ExploreTheArch, East Sussex’s experimental theatre company, is heading up St Leonards’ #ATownExploresABook18 festival this Easter with a chilling gothic new production.

The House Of The Identity Of Things is inspired by Charles Dickens’ novel Great Expectations.

With mud flying forth and raging torture of a tar-dosing kind, the expressionist work foregrounds the angry red-raw woman who raises Dickens’ hero, Pip. The company does not flinch from hurling forth the complexities a young person faces in living with an adult who is hurting and, as the woman’s more wealthy mirror Miss Havisham asserts, broken.

Set in the oozing marsh and a seeming rural idyll, the work feels contemporary and relevant. While the blacksmith in the forge, depicted through live music composed by Oliver Cherer and Vladimir Miller, is fashioning a warm steady existence, the other characters align with the turbulent, frenzied elements.

The character utterly thrown out of his environment is the desperate chained convict who threatens Pip in a terrifying encounter if not supplied with food and file.

In contrast to the characters’ raw shrieks of pain, the audience is offered nuanced, isolated moments of reflection on these childhood traumas located in Pip’s bedroom, the play a promenade performance over two floors at the company’s venue Archer Lodge in St Leonards.

ExploreTheArch’s Gail Borrow said: “Exquisite, tiny dead-of-night sounds comprise a gentle cacophony of ebbing reflections, prompted by the goblin who cries at the window, on things not quite understood but accepted by Pip to achieve an identity of things. Instruments from pianos to Victorian organs and experimental object-instruments join a range of visual registers including vintage slide projectors and film footage on contemporary domestic screen technology.

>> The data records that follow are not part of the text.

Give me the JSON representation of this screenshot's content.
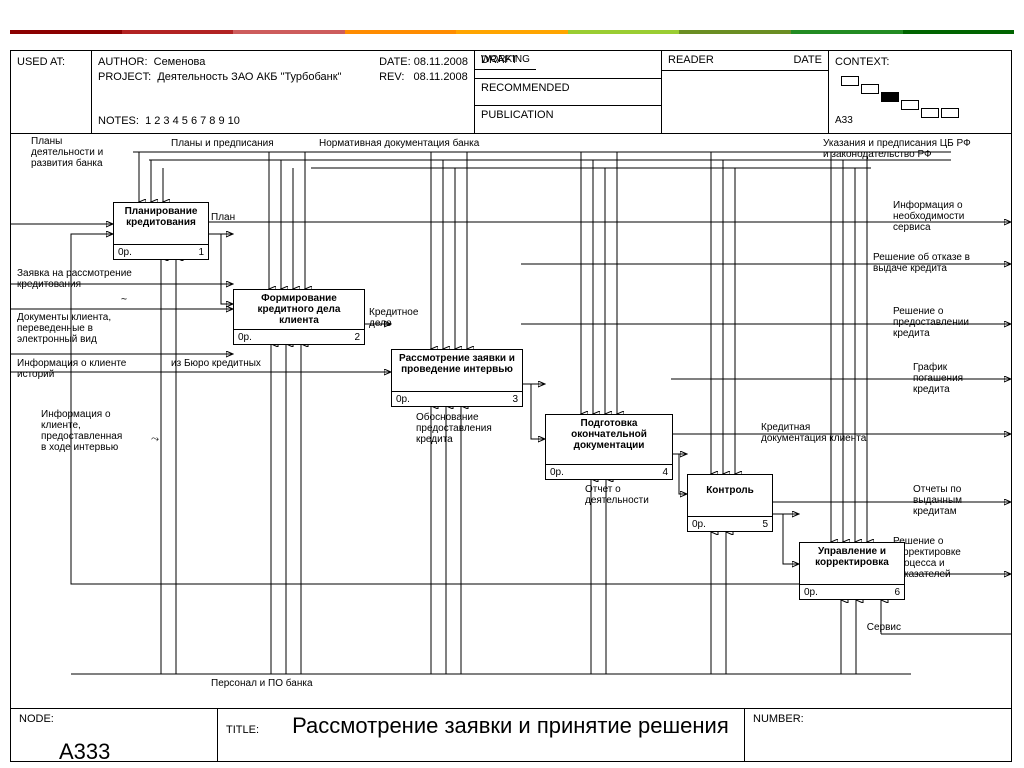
{
  "header": {
    "used_at_label": "USED AT:",
    "author_label": "AUTHOR:",
    "author": "Семенова",
    "project_label": "PROJECT:",
    "project": "Деятельность ЗАО АКБ \"Турбобанк\"",
    "notes_label": "NOTES:",
    "notes": "1  2  3  4  5  6  7  8  9  10",
    "date_label": "DATE:",
    "date": "08.11.2008",
    "rev_label": "REV:",
    "rev": "08.11.2008",
    "status": {
      "working": "WORKING",
      "draft": "DRAFT",
      "recommended": "RECOMMENDED",
      "publication": "PUBLICATION"
    },
    "reader_label": "READER",
    "reader_date_label": "DATE",
    "context_label": "CONTEXT:",
    "context_ref": "A33"
  },
  "activities": [
    {
      "n": "1",
      "op": "0р.",
      "title": "Планирование\nкредитования"
    },
    {
      "n": "2",
      "op": "0р.",
      "title": "Формирование\nкредитного дела клиента"
    },
    {
      "n": "3",
      "op": "0р.",
      "title": "Рассмотрение заявки\nи проведение интервью"
    },
    {
      "n": "4",
      "op": "0р.",
      "title": "Подготовка\nокончательной\nдокументации"
    },
    {
      "n": "5",
      "op": "0р.",
      "title": "Контроль"
    },
    {
      "n": "6",
      "op": "0р.",
      "title": "Управление и\nкорректировка"
    }
  ],
  "labels": {
    "l_plany_deyat": "Планы\nдеятельности и\nразвития банка",
    "l_plany_predp": "Планы и предписания",
    "l_norm_doc": "Нормативная документация банка",
    "l_ukaz_cb": "Указания и предписания ЦБ РФ\nи законодательство РФ",
    "l_plan": "План",
    "l_zayavka": "Заявка на рассмотрение\nкредитования",
    "l_doc_client": "Документы клиента,\nпереведенные в\nэлектронный вид",
    "l_info_client_hist": "Информация о клиенте\nисторий",
    "l_iz_buro": "из Бюро кредитных",
    "l_info_client_interview": "Информация о\nклиенте,\nпредоставленная\nв ходе интервью",
    "l_kred_delo": "Кредитное\nдело",
    "l_obosn": "Обоснование\nпредоставления\nкредита",
    "l_otchet": "Отчет о\nдеятельности",
    "l_info_service": "Информация о\nнеобходимости\nсервиса",
    "l_reshenie_otkaz": "Решение об отказе в\nвыдаче кредита",
    "l_reshenie_pred": "Решение о\nпредоставлении\nкредита",
    "l_grafik": "График\nпогашения\nкредита",
    "l_kred_doc_client": "Кредитная\nдокументация клиента",
    "l_otchety_vyd": "Отчеты по\nвыданным\nкредитам",
    "l_reshenie_korr": "Решение о\nкорректировке\nпроцесса и\nпоказателей",
    "l_service": "Сервис",
    "l_personal": "Персонал и ПО банка"
  },
  "footer": {
    "node_label": "NODE:",
    "node": "A333",
    "title_label": "TITLE:",
    "title": "Рассмотрение заявки  и принятие решения",
    "number_label": "NUMBER:"
  }
}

Synthesising Dickens’ hero’s experiences as a seven year old and the moment ten years later, on the eve of his flight from his place of birth, the production comprises a rite of passage, Pip leaving to begin a new urban adult life at the end of the play, to fashion new existence and identity away from his troubled marshland upbringing.”

Writing weekly serialised version of the novel in 1860/61, Dickens undoubtedly pumped up the volume on the Victorian favourites of social aspirations, windfall wealth and love as the catalyst for Pip’s departure to London but setting those aside, ExploreTheArch reaches to the uneasy, contradictory relationship between the human and the rural environment as the trigger that propels young adults away from rural areas to the smoke. The production opens on Good Friday, March 30, and runs for two weeks. Tickets, info and availability: explorethearch.com/identity and for cash ticket sales, no booking fee, visit The Bookkeeper Bookshop, 1A Kings Road, St Leonards, TN37 6EA, open Tues-Sat, 10am-5pm. Venue directions: explorethearch.com/find.